Main Article Content
Abstract
Distributed Denial of Service (DDoS) attack, which aims to make a service unavailable to legitimate clients, has become a severe threat to the Internet security. Traditional DDoS attacks mainly abuse the network bandwidth around the Internet subsystems and degrade the quality of service by generating congestions at the network. Consequently, several network-based defense methods have tried to detect these attacks by controlling traffic volume or differentiating traffic patterns at the intermediate routers. However, with the boost in network bandwidth and application service types, recently, the target of DDoS attacks has shifted from network to server resources and application procedures themselves, forming a new application DDoS attack.
As stated in, by exploiting flaws in application design and implementation, application DDoS attacks exhibit three advantages over traditional DDoS attacks which help evade normal detections: malicious traffic is always indistinguishable from normal traffic, adopting automated script to avoid the need for a large amount of “zombie” machines or bandwidth to launch the attack, much harder to be traced due to multiple redirections at proxies.

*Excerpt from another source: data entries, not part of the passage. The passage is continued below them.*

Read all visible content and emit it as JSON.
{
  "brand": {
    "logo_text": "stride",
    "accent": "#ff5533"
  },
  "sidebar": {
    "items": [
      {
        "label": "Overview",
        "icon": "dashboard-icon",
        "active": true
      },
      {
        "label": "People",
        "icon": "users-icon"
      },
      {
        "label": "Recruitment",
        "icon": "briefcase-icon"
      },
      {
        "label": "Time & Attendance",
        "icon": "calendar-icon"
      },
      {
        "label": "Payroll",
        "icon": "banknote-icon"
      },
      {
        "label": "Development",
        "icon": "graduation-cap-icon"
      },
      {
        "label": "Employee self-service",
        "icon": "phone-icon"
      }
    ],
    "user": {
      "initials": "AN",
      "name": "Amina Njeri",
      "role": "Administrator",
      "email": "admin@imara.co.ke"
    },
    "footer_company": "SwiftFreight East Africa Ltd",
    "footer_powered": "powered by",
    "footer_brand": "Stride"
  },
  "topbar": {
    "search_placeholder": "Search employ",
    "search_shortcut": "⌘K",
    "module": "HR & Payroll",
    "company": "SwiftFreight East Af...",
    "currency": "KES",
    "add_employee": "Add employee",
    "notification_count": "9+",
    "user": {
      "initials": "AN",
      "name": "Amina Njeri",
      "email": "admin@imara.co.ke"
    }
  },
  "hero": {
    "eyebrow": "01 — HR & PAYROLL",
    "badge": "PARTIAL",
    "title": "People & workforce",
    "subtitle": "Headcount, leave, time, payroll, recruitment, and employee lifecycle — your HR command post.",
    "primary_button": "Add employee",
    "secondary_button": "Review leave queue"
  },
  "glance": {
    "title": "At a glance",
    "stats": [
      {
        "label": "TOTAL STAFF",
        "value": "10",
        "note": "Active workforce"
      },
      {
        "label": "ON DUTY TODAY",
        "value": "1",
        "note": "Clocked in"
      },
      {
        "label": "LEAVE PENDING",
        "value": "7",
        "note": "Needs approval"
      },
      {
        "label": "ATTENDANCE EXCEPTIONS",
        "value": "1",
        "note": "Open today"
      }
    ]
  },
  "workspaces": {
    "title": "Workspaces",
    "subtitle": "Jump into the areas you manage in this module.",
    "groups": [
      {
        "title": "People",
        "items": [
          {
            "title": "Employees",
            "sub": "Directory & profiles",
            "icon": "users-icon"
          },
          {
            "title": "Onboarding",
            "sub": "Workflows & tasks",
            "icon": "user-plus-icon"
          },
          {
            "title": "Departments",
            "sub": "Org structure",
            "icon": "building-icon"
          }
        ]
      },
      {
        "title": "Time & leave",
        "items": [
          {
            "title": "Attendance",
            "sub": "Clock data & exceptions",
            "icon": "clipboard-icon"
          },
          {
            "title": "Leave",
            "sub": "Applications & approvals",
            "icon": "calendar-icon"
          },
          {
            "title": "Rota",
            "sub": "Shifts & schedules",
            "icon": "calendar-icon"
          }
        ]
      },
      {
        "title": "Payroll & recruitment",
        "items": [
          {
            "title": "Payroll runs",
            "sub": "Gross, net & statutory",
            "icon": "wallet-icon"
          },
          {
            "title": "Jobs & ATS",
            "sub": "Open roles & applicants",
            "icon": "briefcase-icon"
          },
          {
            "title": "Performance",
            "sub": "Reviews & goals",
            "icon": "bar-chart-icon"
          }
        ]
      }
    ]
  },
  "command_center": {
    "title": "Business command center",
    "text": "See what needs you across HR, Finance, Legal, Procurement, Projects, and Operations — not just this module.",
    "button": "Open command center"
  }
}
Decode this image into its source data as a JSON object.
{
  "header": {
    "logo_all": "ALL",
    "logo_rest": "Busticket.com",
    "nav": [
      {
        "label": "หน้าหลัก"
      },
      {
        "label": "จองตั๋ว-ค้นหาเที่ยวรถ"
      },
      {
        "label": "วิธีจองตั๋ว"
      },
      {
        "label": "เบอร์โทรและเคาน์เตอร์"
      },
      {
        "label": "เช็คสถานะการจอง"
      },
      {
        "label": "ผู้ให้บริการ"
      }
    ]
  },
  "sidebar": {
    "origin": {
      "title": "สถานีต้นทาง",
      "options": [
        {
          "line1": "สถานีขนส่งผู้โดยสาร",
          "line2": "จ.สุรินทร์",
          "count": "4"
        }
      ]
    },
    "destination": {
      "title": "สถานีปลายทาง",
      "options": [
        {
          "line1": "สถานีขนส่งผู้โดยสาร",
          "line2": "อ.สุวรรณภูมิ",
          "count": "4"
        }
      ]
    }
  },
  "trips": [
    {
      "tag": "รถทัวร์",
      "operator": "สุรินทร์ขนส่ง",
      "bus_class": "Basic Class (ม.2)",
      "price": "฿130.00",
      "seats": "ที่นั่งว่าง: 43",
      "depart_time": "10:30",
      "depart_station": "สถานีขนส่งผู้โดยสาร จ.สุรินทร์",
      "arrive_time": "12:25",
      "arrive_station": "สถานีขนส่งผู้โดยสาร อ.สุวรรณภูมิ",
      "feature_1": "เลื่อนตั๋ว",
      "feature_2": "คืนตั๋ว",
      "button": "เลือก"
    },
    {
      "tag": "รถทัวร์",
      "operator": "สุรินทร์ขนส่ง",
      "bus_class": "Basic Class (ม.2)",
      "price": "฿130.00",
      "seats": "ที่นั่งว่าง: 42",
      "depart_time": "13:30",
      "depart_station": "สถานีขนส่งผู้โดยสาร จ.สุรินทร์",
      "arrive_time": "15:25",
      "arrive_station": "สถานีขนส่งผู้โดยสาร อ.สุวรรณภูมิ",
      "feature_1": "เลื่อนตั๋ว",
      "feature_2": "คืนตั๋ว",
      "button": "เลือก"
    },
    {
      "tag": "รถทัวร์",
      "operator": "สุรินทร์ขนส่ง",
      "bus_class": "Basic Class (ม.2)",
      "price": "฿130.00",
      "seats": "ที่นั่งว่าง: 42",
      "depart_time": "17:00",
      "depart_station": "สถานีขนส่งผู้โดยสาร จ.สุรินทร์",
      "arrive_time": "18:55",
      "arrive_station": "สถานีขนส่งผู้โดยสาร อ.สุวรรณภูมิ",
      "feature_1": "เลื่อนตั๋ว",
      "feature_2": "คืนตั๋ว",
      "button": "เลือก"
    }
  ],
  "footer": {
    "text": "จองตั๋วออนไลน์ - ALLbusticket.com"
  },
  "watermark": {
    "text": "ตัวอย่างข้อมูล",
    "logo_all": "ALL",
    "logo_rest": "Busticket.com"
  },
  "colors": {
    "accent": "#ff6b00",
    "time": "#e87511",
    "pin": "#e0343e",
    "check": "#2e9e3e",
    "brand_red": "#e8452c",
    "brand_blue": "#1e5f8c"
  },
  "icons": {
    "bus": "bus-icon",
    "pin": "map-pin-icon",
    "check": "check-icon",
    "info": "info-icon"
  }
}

According to these characteristics, the malicious traffic can be classified into legitimate-like requests of two cases: 1) at a high inter arrival rate and 2) consuming more service resources.
The identification of attackers can be much faster if we can find them out by testing the clients in group instead of one by one. Thus, the key problem is how to group clients and assign them to different server machines in a sophisticated way, so that if any server is found under attack, we can immediately identify and filter the attackers out of its client set. Apparently, this problem resembles the group testing (GT) theory Therefore; we apply GT theory to this network security issue and propose Modern Cracking algorithms and protocols to achieve high detection performance in terms of short detection latency and low false positive/negative rate. Since the detections are me rely based on the status of service resources usage of the victim servers, no individually signature-based authentications or data classifications are required; thus, it may overcome the limitations of the current solutions.